Monday, Jan. 15, 1940
Windfall
One of the oldest artists' clubs in the U. S. (founded 1860) is the Philadelphia Sketch Club. Since Etcher Joseph Pennell warmed his coattails in its snug, chimney-potted, red-brick clubhouse on narrow Camac Street, drinking tea by the quart and muttering against the Philistinism of his native city, the Sketch Club has seen chilly days. Few years ago its treasurer absconded, leaving it with 16-c- in the bank. Still intact, however, are the club's fine library, its tankard-lined rathskeller, its walls tiled with paintings and prints. Still going strong is the club's annual Christmas party, a festival of Fish-house punch, cold turkey and song.
A loyal Sketch Clubber for 50 years was red-faced, sedate Portraitist Louis Hasselbusch. He never missed a Christmas party; when he died in 1938 he left the club $500 towards the party's upkeep, plus his "pictures, sketches and studio effects." Last week this apparently inconsiderable be quest turned out to be a windfall. In his studio's litter was a small oil painting on a wooden panel, signed H. D., and titled (by Hasselbusch) Conjugal Parisiene (sic). Joyful experts identified it as one of famed Lithographer Honore Daumier's rare paintings. The Sketch Club banked it in a safe-deposit vault, planned to sell "to the right person."

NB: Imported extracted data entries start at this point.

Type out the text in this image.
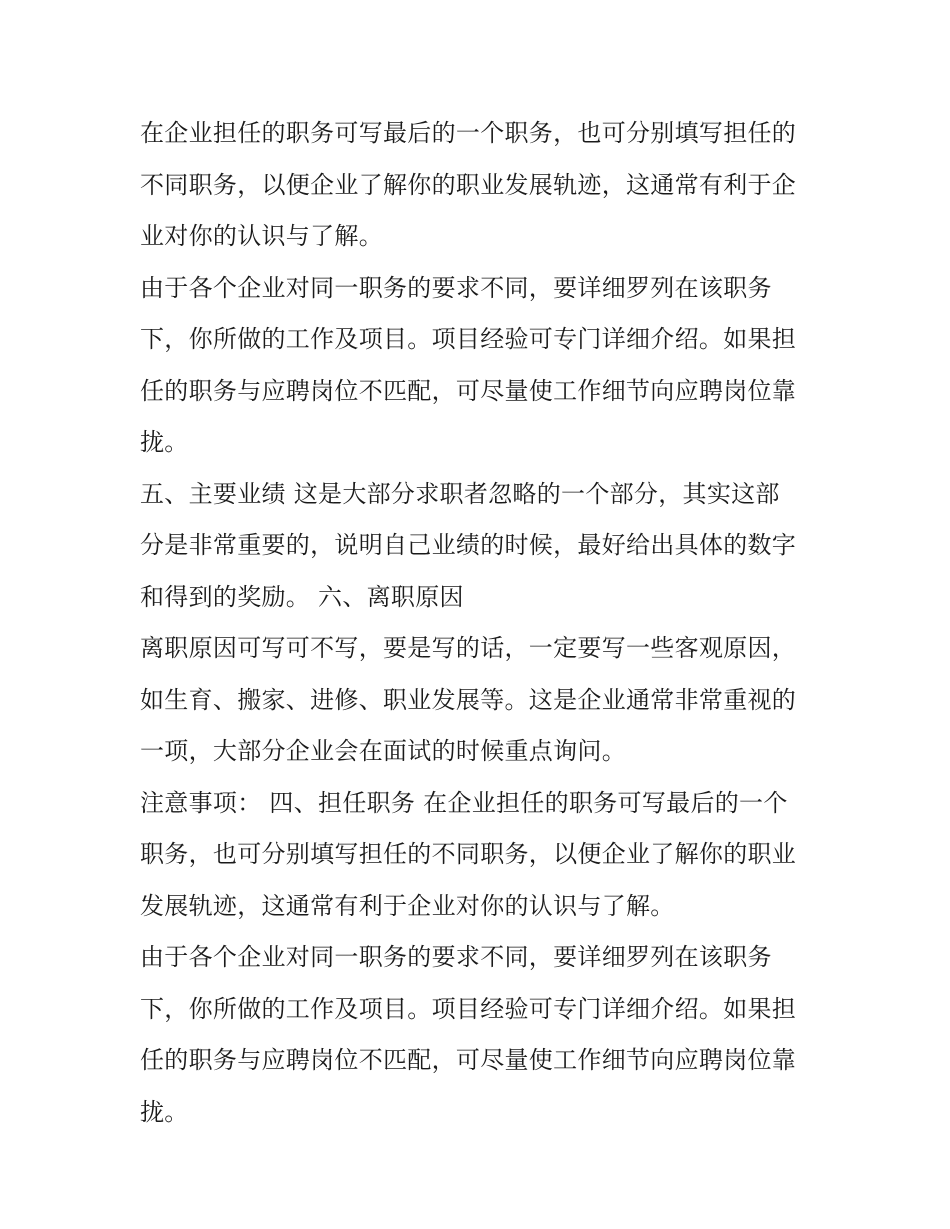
在企业担任的职务可写最后的一个职务，也可分别填写担任的
不同职务，以便企业了解你的职业发展轨迹，这通常有利于企
业对你的认识与了解。
由于各个企业对同一职务的要求不同，要详细罗列在该职务
下，你所做的工作及项目。项目经验可专门详细介绍。如果担
任的职务与应聘岗位不匹配，可尽量使工作细节向应聘岗位靠
拢。
五、主要业绩 这是大部分求职者忽略的一个部分，其实这部
分是非常重要的，说明自己业绩的时候，最好给出具体的数字
和得到的奖励。 六、离职原因
离职原因可写可不写，要是写的话，一定要写一些客观原因，
如生育、搬家、进修、职业发展等。这是企业通常非常重视的
一项，大部分企业会在面试的时候重点询问。
注意事项： 四、担任职务 在企业担任的职务可写最后的一个
职务，也可分别填写担任的不同职务，以便企业了解你的职业
发展轨迹，这通常有利于企业对你的认识与了解。
由于各个企业对同一职务的要求不同，要详细罗列在该职务
下，你所做的工作及项目。项目经验可专门详细介绍。如果担
任的职务与应聘岗位不匹配，可尽量使工作细节向应聘岗位靠
拢。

Painter Hasselbusch picked up his tiny oil (8 by 10 inches) in Paris shortly after Cartoonist Daumier died there in 1879, a blind pensioner of the Third Republic. Original Daumiers nowadays sell for five figures. Museums, if not collectors, must think twice before buying so harsh a domestic satire as Conjugal Parisiene, never before reproduced. No Daumier was jolly old Portraitist Hasselbusch. Typical of his work is Turbaned Turk, which the Sketch Club has hung in his memory. It will never need a safe-deposit vault.